De volgende belangrijkste risicocategorieën werden onderscheiden:
Om een onderbreking in de productie te vermijden heeft de Groep een gedeelte van de productie uitbesteed aan verschillende derden-fabrikanten (hierna ook 'productiepartners' genoemd). Niettemin stelt dit de Groep bloot aan een aantal risico's en onzekerheden die buiten zijn controle liggen. Indien één van deze derden-fabrikanten vertragingen, onderbrekingen, capaciteitsproblemen of kwaliteitsproblemen in zijn productie zou kennen, dan kan de levering van producten aan klanten vertraagd of geweigerd worden en kunnen de klanten opteren om hun aankooporder te schrappen of een boete voor late levering te eisen. De kosten, kwaliteit en beschikbaarheid van productiepartners zijn essentieel voor de succesvolle productie en verkoop van de producten van de Groep. Risico's met betrekking tot overmacht bij elk punt tijdens de productie of in de toeleveringsketen kunnen leiden tot schade aan onroerende goederen en materiële schade, cyberrisico's en onderbrekingen van de bedrijfsvoering.

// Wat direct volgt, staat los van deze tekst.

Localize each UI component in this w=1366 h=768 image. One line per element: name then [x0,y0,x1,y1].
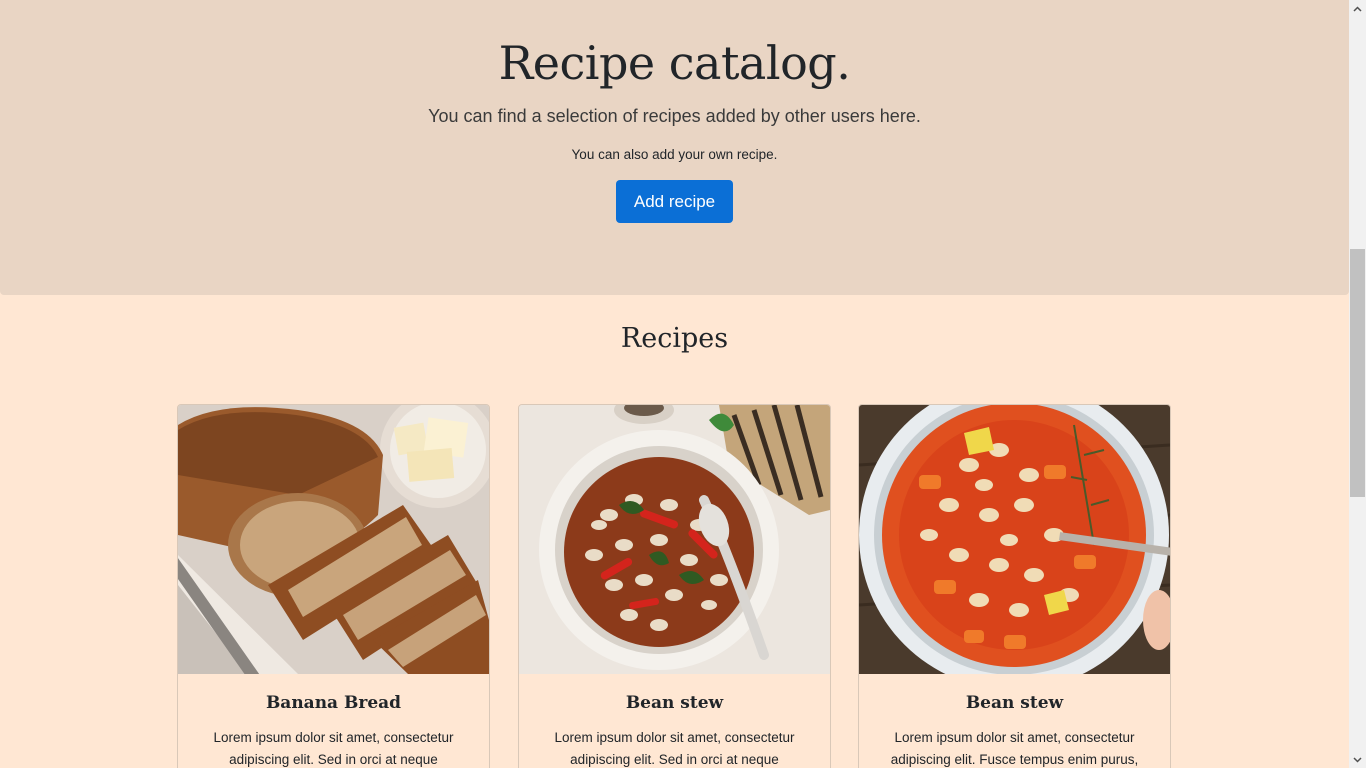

Een gedetailleerde beschrijving van het beheer van de financiële risico's, zowel op vlak van krediet-, liquiditeits- als marktrisico, volgt lager.
Het terugroepen van producten is een geïdentificeerd risico waarmee de Groep zou kunnen worden geconfronteerd. De producten van de Vennootschap zijn technologisch complex, bestaan uit meerdere componenten die aangekocht worden bij verschillende partijen en omvatten een belangrijke hardwarecomponent en een complexe softwarecomponent, en moeten voldoen aan strenge industriële voorwaarden, regelgeving en eisen van de klant. De producten die door de Groep worden geproduceerd, kunnen onopgemerkte fouten of gebreken bevatten, vooral wanneer deze voor het eerst worden geïntroduceerd of wanneer nieuwe modellen of versies worden vrijgegeven. De grotere complexiteit van de producten verhoogt het risico op dergelijke fouten. Dit kan leiden tot een afwijzing of het terugroepen van dit specifieke product.

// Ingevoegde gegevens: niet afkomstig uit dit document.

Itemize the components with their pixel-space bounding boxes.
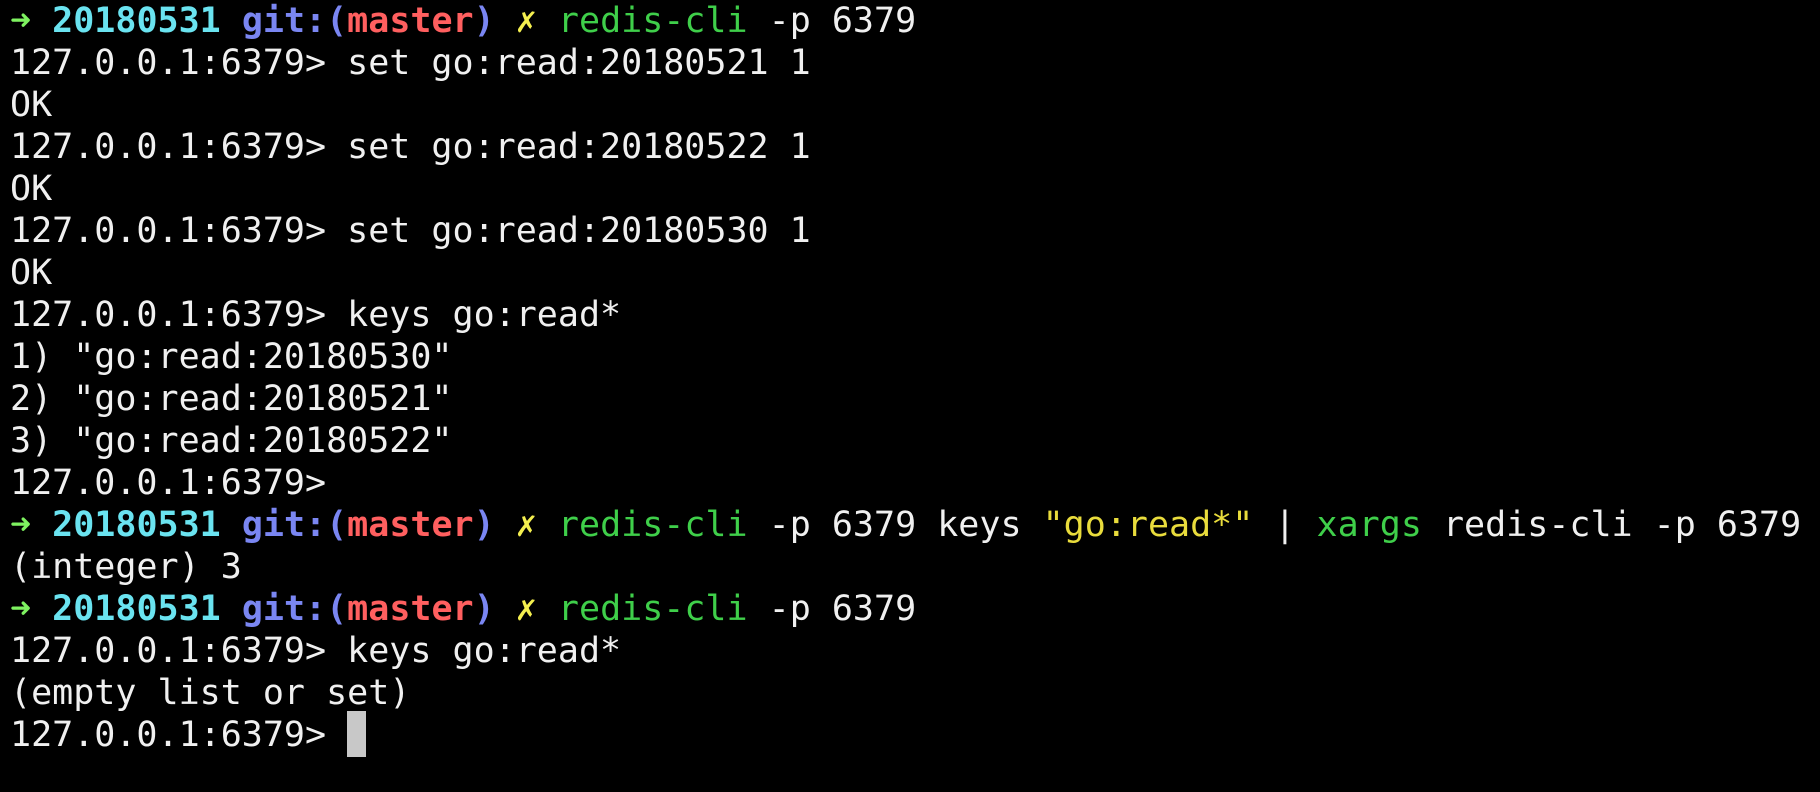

Kwaliteitsproblemen en de afhankelijkheid van één leverancier voor een specifiek product werden geïdentificeerd als een risico. De beschikbaarheid en de verkoop van afgewerkte producten kunnen schade lijden indien één van deze leveranciers niet kan voldoen aan de vraag- en leveringstermijnen van de Groep en alternatieve en bruikbare componenten niet voorhanden zijn tegen redelijke voorwaarden.
Aangezien de Groep actief is in een snel veranderende en competitieve technologische sector, dienen de strategische pijlers te worden geïdentificeerd en indien nodig te worden herbekeken. De Groep startte een industriële transformatie die nog steeds bezig is, want de Groep verliet de sterk gestandaardiseerde marktsegmenten.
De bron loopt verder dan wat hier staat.